All aboard!

When word reached us of a Howdenshire property with its own train line running through the garden, we assumed that it must be a model railway. How wrong we were! 

When we visited Elizabeth Shutt’s home near Wressle, we were greeted with a standard gauge – that’s full size – working railway line, complete with an engine and carriages. The East Wressle and Brind Railway, as it’s officially known, is one eighth of a mile long and even has a level crossing, a platform, waiting room and an engine shed! 

It’s modelled on the network of branch line railways that were built up and down the country by Colonel Holman Fred Stephens during the early part of the 20th century. The ambitious project was the work of Elizabeth’s late husband Colin Shutt, who was inspired to create it after building a replica of the Ford rail buses that would once have transported passengers along Colonel Stephens’ lines.

Elizabeth explained: “After building the rail bus for a competition, Colin thought ‘what can I do with it?’, so, he built the railway around the garden! He had to apply for planning permission, then he and a friend built the engine shed. 

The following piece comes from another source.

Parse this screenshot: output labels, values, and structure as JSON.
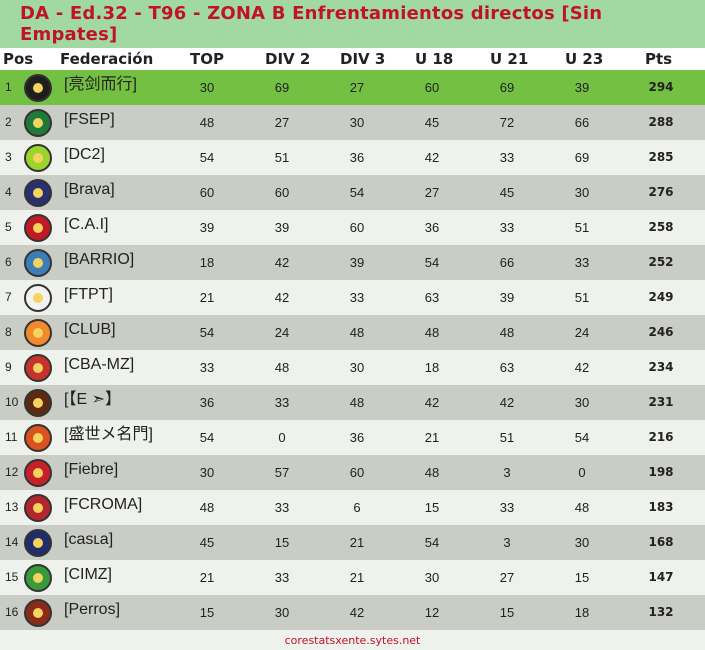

“Although the rail bus has since been donated to the Colonel Stephens Railway Museum at Tenterden in Kent, we have a Ruston 48DS diesel locomotive and various other rolling stock, which is in the process of being restored.”

Colin first came up with the idea in 2004 and worked on the project right up until his death in February 2016. Since then, a number of his friends have given up their free time to ensure that the project continues, visiting each week to maintain the line and give the locomotive a run out. They’re currently busy restoring an old goods carriage and creating the façade of a station master’s house, complete with a porch and cottage-style garden, in the end of an old outbuilding, in keeping with Colin’s vision for the site.

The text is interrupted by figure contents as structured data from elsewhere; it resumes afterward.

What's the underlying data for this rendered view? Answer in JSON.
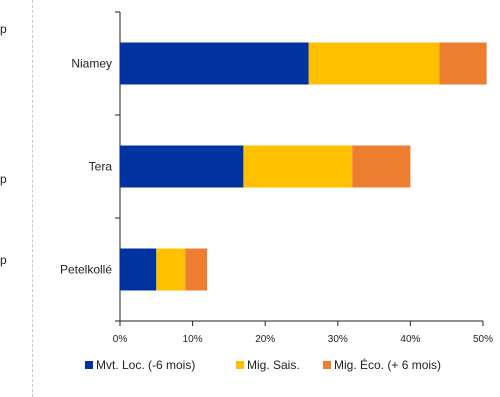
{
  "left_fragments": [
    "p",
    "p",
    "p"
  ],
  "chart_data": {
    "type": "bar",
    "orientation": "horizontal",
    "stacked": true,
    "categories": [
      "Niamey",
      "Tera",
      "Petelkollé"
    ],
    "series": [
      {
        "name": "Mvt. Loc. (-6 mois)",
        "values": [
          26,
          17,
          5
        ],
        "color": "#0033a0"
      },
      {
        "name": "Mig. Sais.",
        "values": [
          18,
          15,
          4
        ],
        "color": "#ffc000"
      },
      {
        "name": "Mig. Éco. (+ 6 mois)",
        "values": [
          6.5,
          8,
          3
        ],
        "color": "#ed7d31"
      }
    ],
    "xlim": [
      0,
      50
    ],
    "xticks": [
      0,
      10,
      20,
      30,
      40,
      50
    ],
    "xtick_labels": [
      "0%",
      "10%",
      "20%",
      "30%",
      "40%",
      "50%"
    ],
    "legend": "bottom",
    "grid": false
  }
}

David Bancroft, Colin’s former business partner, explained: “We’re all friends of Colin’s and, because we’re retired, we come here most Thursdays. There were others involved too in the early days.

“The Ruston shunter dates back to the early 1950s and had been supplied new to a firm in Leicester, where it had been used to pull aggregrates from the main line to their works. Elizabeth bought it for Colin for his birthday one year, but he had to pay the delivery costs, which ended up being more than the cost of the engine!”

Cousins Gerald and David Christian became involved after spotting the railway line in Elizabeth’s garden through a gap it the hedge and stopping to chat to Colin about it. David lives at Laytham, but Gerald travels from Mirfield in West Yorkshire each week to work on the project. 

He said: “We come to do maintenance, but we have lots of fun. Recently, we completed the level crossing that Colin has started making and we’ve got the old coal truck to restore next. That’s our project for this winter; it came from the Derwent Valley Railway.”

In a strange coincidence, after they began working together on railway line – originally alongside Colin – the men realised that they’d all grown up in Horsforth near Leeds, although they didn’t know one another in those days.  If anything, it was their shared passion for engineering that brought them together. Before they retired, David Bancroft and Colin ran an engineering company together in Leeds; Gerald was a mechanic at Kirkstall Forge; and David Christian was a buildings surveyor for Selby District Council. It seems fitting that the group of friends have continued to work together to enhance and preserve Colin’s wonderful legacy.

  • Although, the East Wressle and Brind Railway is not open to the public, it has hosted visits from interested parties, including The Branch Line Society, the Railway Ramblers and a bus trip organised by local company Thornes Motor Services.